The rate at which the interest rate increases annually is what is defined as the APR. It is often used for calculating the cost of loan repayments so that people can find the cheapest options.

The APR shows people that level of interest that people are obliged to pay from a loan, in addition to any fees that they may be required to pay. All loan providers must disclose the APR before their customers sign a contract. Advertisements for loans will also include a 'representative example' of the typical APR, of which at least 50 percent of customers should be eligible for.

Typically, a long-term loan will command a lower interest rate than a short-term agreement. For example, retail banks like Nationwide or Barclays may offer representative APRs from 6.3 percent for loans of £7,000 or more, whereas short-term loans from companies such as Quick Quid may state an APR of more than 2,000 percent for loans less than £500.

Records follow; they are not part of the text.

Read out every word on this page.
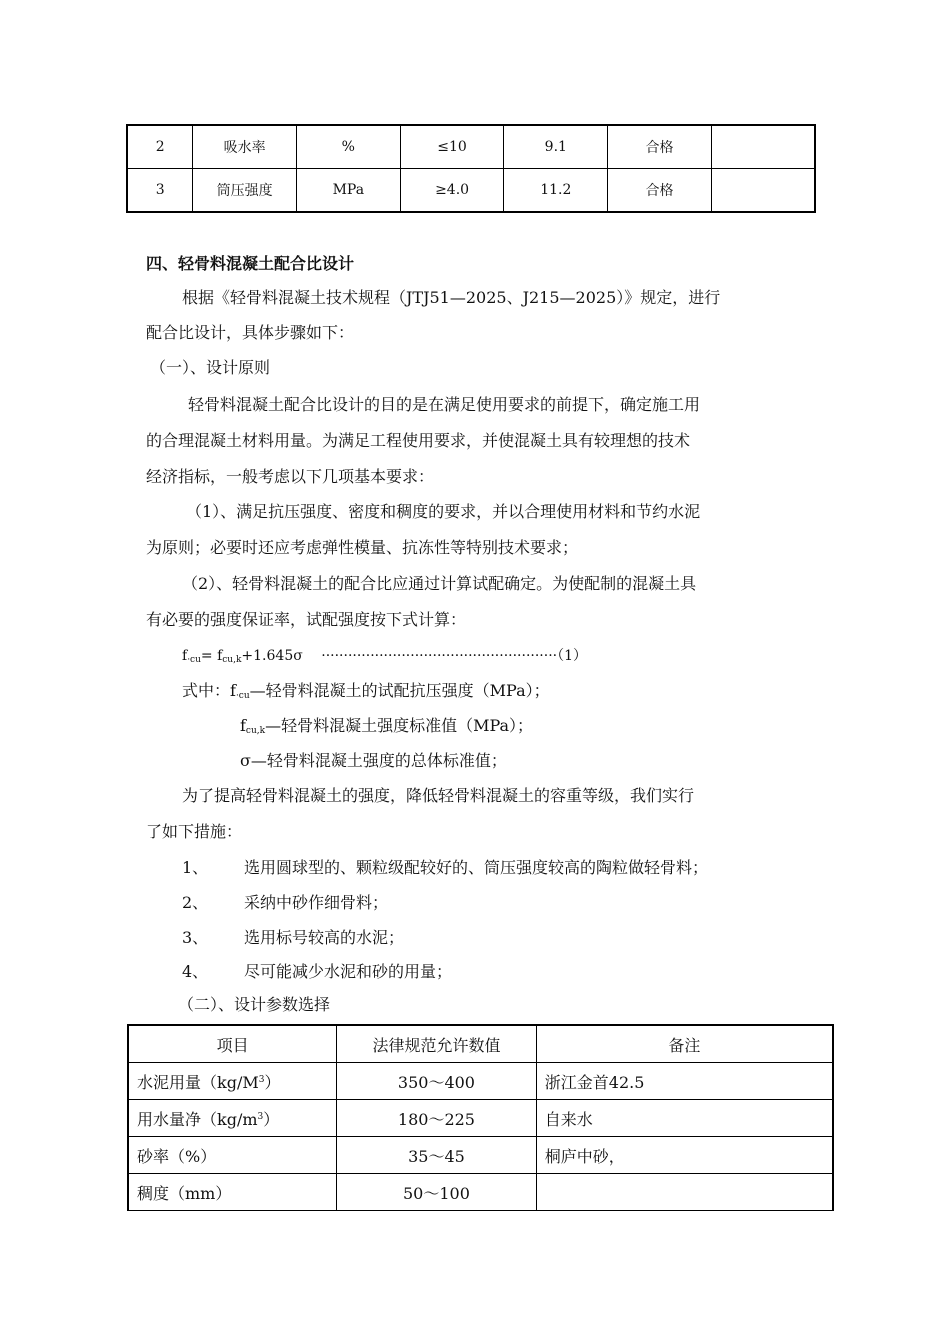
2	吸水率	%	≤10	9.1	合格	
3	筒压强度	MPa	≥4.0	11.2	合格	
四、轻骨料混凝土配合比设计
根据《轻骨料混凝土技术规程（JTJ51—2025、J215—2025）》规定，进行
配合比设计，具体步骤如下：
（一）、设计原则
轻骨料混凝土配合比设计的目的是在满足使用要求的前提下，确定施工用
的合理混凝土材料用量。为满足工程使用要求，并使混凝土具有较理想的技术
经济指标，一般考虑以下几项基本要求：
（1）、满足抗压强度、密度和稠度的要求，并以合理使用材料和节约水泥
为原则；必要时还应考虑弹性模量、抗冻性等特别技术要求；
（2）、轻骨料混凝土的配合比应通过计算试配确定。为使配制的混凝土具
有必要的强度保证率，试配强度按下式计算：
$f_{\cdot cu}= f_{cu,k}+1.645\sigma \cdot\cdot\cdot\cdot\cdot\cdot\cdot\cdot\cdot\cdot\cdot\cdot\cdot\cdot\cdot\cdot\cdot\cdot\cdot\cdot\cdot\cdot\cdot\cdot\cdot\cdot\cdot\cdot\cdot\cdot\cdot\cdot\cdot\cdot\cdot\cdot\cdot\cdot\cdot\cdot\cdot\cdot\cdot\cdot\cdot\cdot\cdot\cdot\cdot\cdot\cdot\cdot\cdot(1)$
式中：$f_{\cdot cu}—$轻骨料混凝土的试配抗压强度（MPa）；
$f_{cu,k}—$轻骨料混凝土强度标准值（MPa）；
σ—轻骨料混凝土强度的总体标准值；
为了提高轻骨料混凝土的强度，降低轻骨料混凝土的容重等级，我们实行
了如下措施：
1、 选用圆球型的、颗粒级配较好的、筒压强度较高的陶粒做轻骨料；
2、 采纳中砂作细骨料；
3、 选用标号较高的水泥；
4、 尽可能减少水泥和砂的用量；
（二）、设计参数选择
项目	法律规范允许数值	备注
水泥用量$(kg/M^3)$	350～400	浙江金首42.5
用水量净$(kg/m^3)$	180～225	自来水
砂率（%）	35～45	桐庐中砂，
稠度（mm）	50～100	
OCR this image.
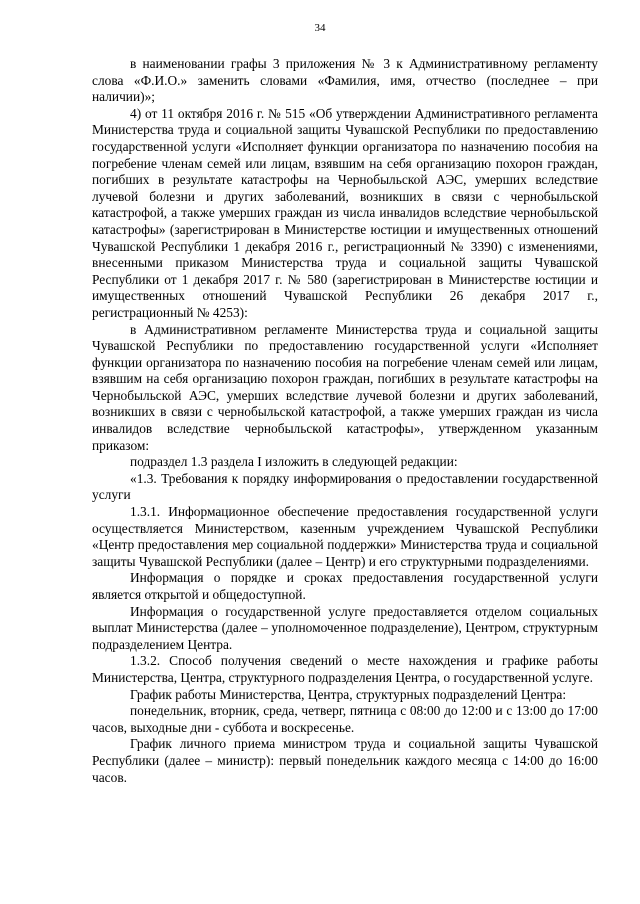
34

в наименовании графы 3 приложения № 3 к Административному регламенту слова «Ф.И.О.» заменить словами «Фамилия, имя, отчество (последнее – при наличии)»;

4) от 11 октября 2016 г. № 515 «Об утверждении Административного регламента Министерства труда и социальной защиты Чувашской Республики по предоставлению государственной услуги «Исполняет функции организатора по назначению пособия на погребение членам семей или лицам, взявшим на себя организацию похорон граждан, погибших в результате катастрофы на Чернобыльской АЭС, умерших вследствие лучевой болезни и других заболеваний, возникших в связи с чернобыльской катастрофой, а также умерших граждан из числа инвалидов вследствие чернобыльской катастрофы» (зарегистрирован в Министерстве юстиции и имущественных отношений Чувашской Республики 1 декабря 2016 г., регистрационный № 3390) с изменениями, внесенными приказом Министерства труда и социальной защиты Чувашской Республики от 1 декабря 2017 г. № 580 (зарегистрирован в Министерстве юстиции и имущественных отношений Чувашской Республики 26 декабря 2017 г., регистрационный № 4253):

в Административном регламенте Министерства труда и социальной защиты Чувашской Республики по предоставлению государственной услуги «Исполняет функции организатора по назначению пособия на погребение членам семей или лицам, взявшим на себя организацию похорон граждан, погибших в результате катастрофы на Чернобыльской АЭС, умерших вследствие лучевой болезни и других заболеваний, возникших в связи с чернобыльской катастрофой, а также умерших граждан из числа инвалидов вследствие чернобыльской катастрофы», утвержденном указанным приказом:

подраздел 1.3 раздела I изложить в следующей редакции:

«1.3. Требования к порядку информирования о предоставлении государственной услуги

1.3.1. Информационное обеспечение предоставления государственной услуги осуществляется Министерством, казенным учреждением Чувашской Республики «Центр предоставления мер социальной поддержки» Министерства труда и социальной защиты Чувашской Республики (далее – Центр) и его структурными подразделениями.

Информация о порядке и сроках предоставления государственной услуги является открытой и общедоступной.

Информация о государственной услуге предоставляется отделом социальных выплат Министерства (далее – уполномоченное подразделение), Центром, структурным подразделением Центра.

1.3.2. Способ получения сведений о месте нахождения и графике работы Министерства, Центра, структурного подразделения Центра, о государственной услуге.

График работы Министерства, Центра, структурных подразделений Центра:

понедельник, вторник, среда, четверг, пятница с 08:00 до 12:00 и с 13:00 до 17:00 часов, выходные дни - суббота и воскресенье.

График личного приема министром труда и социальной защиты Чувашской Республики (далее – министр): первый понедельник каждого месяца с 14:00 до 16:00 часов.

Before signing any loan agreement, customers know the difference between fixed interest rates and variable interest rates. With a variable rate, payments may increase or decrease over time. However, customers on a fixed rate agreement will always repay the same amount.

Customers should also make sure there are no additional fees, such as payment protect insurance costs or penalties for missing a payment or paying off the loan earlier. A loan with a higher APR but a longer contract period will involve lower monthly payments, whereas a loan with a lower APR will involve higher payments but could save customers money in the long-term.

Finally, it is always a good idea to shop around to find the best deals online or from an independent advisor. Sites like moneysupermarket.com or directgov.co.uk provide excellent information and advice for people interested in short-term or long-term loans.